People who visit the forest when the fruit is ripe are permitted to sample a few, said McAdams, as long as they don’t get greedy. He said a half-dozen is fine, but be sure to stop by the Chinsegut manor house and museum to donate a little to tour the house and support the nonprofit group that maintains the facility, which welcomes corporate and group events and rents cabin retreats on the grounds.

Wild citrus is not uncommon, and can be found in wooded areas around the county wherever there may have been a citrus farm nearby, said McAdams.

It’s something of a mystery to some that it survives so well and doesn’t suffer from disease or insects, but McAdams believes the wild trees are simply “adapted” and stronger.

“It shows that left alone, there are trees that can do fine all on their own,” he said, adding that he believes people should plant citrus at home, preferably using the seeds harvested from wild trees.
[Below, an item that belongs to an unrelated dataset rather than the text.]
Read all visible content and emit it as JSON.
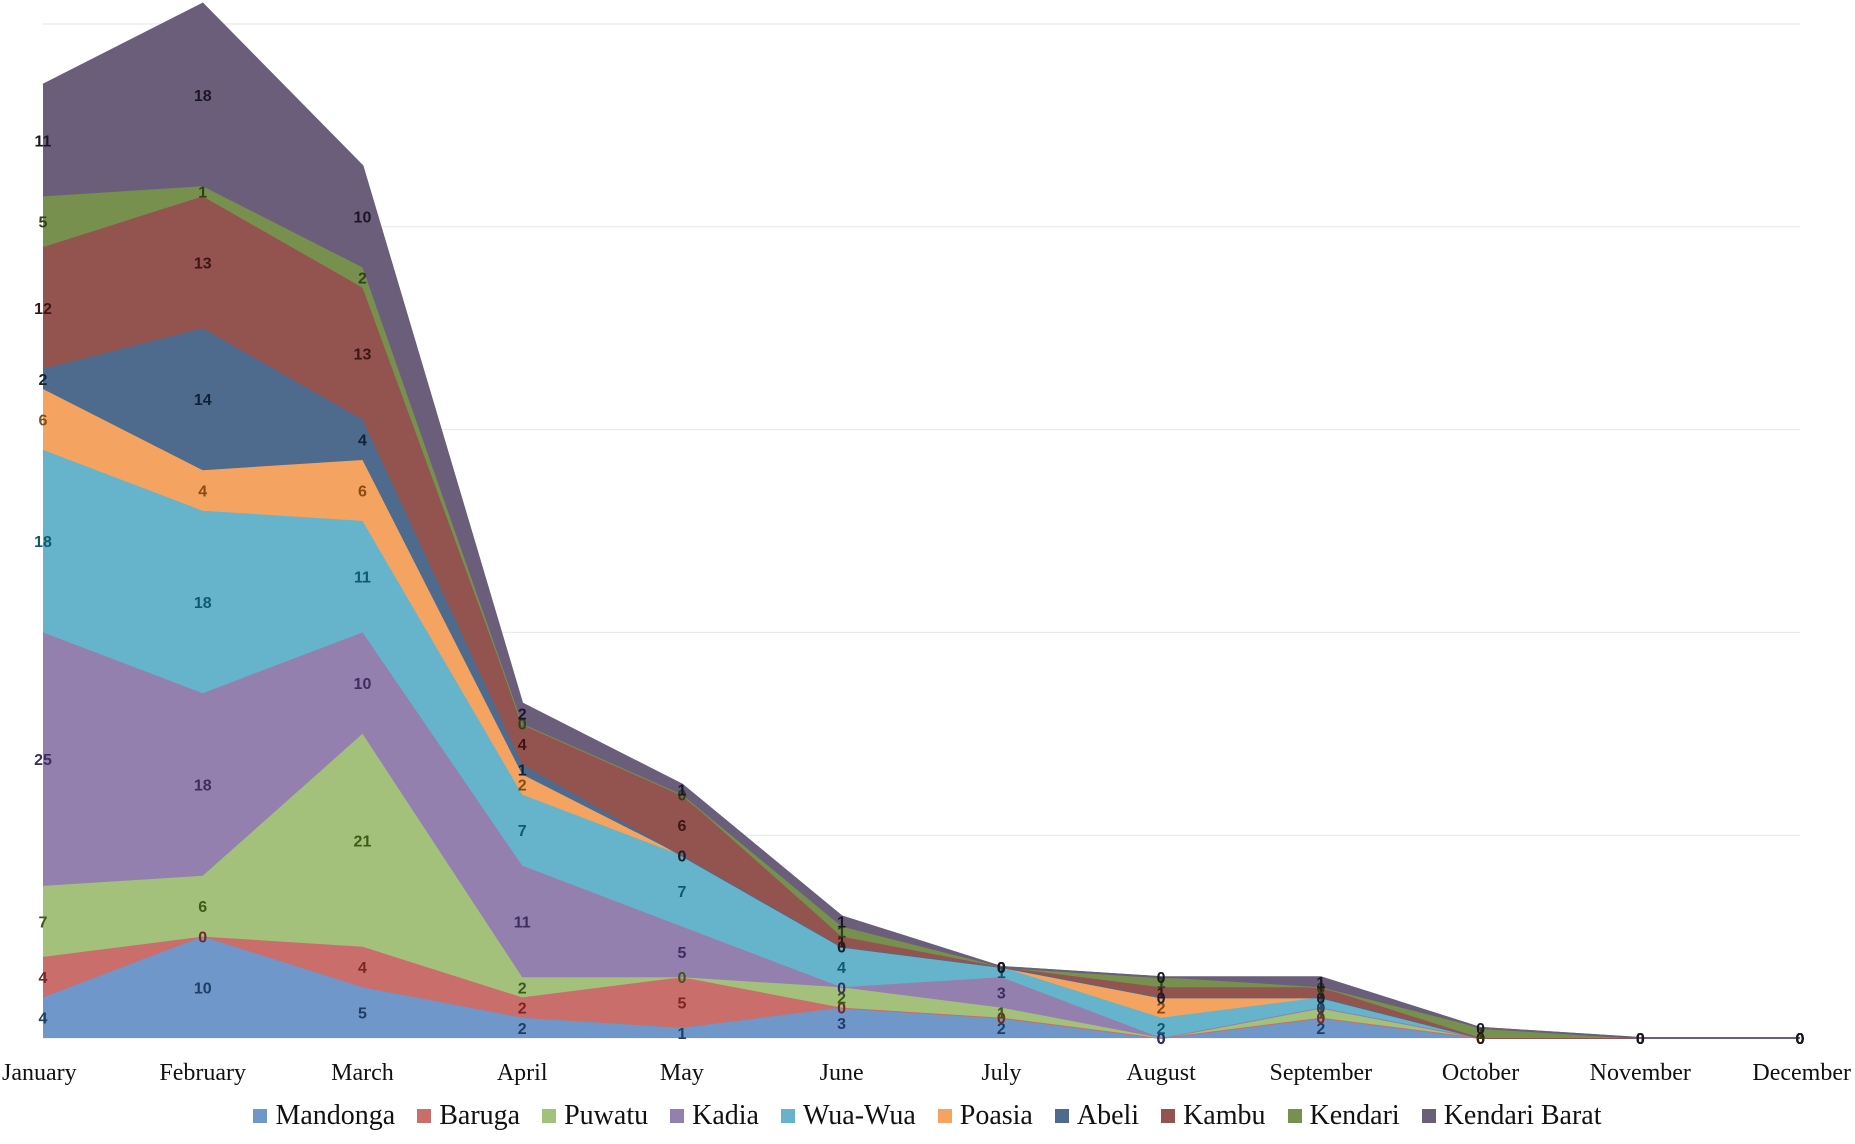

“We’ve lost 85 percent of the commercial citrus in Florida,” said McAdams, who would like to see a revival through new plantings. Hurricanes, frost, disease and ignorance are among the reasons, he said.

His enthusiasm for new plantings in residential settings goes against the recommendations of some experts, who avoid suggesting citrus these days due to the greening problem.

“Citrus is almost something given up on,” McAdams said. “But we have a responsibility to keep trying; if it doesn’t work, you try again.”

McAdams said it’s a shame that we see California citrus in our local stores.

“It just doesn’t seem right,” he said.

McAdams built the nature trail through the Chinsegut forest in 2015, his initial focus and interest was to educate people about mushrooms and fungi, which he considers essential to our ecosystem. As time went by, his passion for the wild citrus grew, and reminded him of his youth.

“I grew up running through citrus groves,” McAdams said.

Citrus has many uses beyond a snack or juice, he said. It can be used in meat marinades, the ground and dried peels as cooking seasoning, for making candied peels or flavoring homemade chocolate. A fresh-cut end of a citrus stem makes a great toothbrush, as it’s antibacterial, he said.

He also believes eating citrus is a great disease fighter and good for overall health.

“I eat it in the morning not just to eat it, but for its medicinal value,” McAdams said.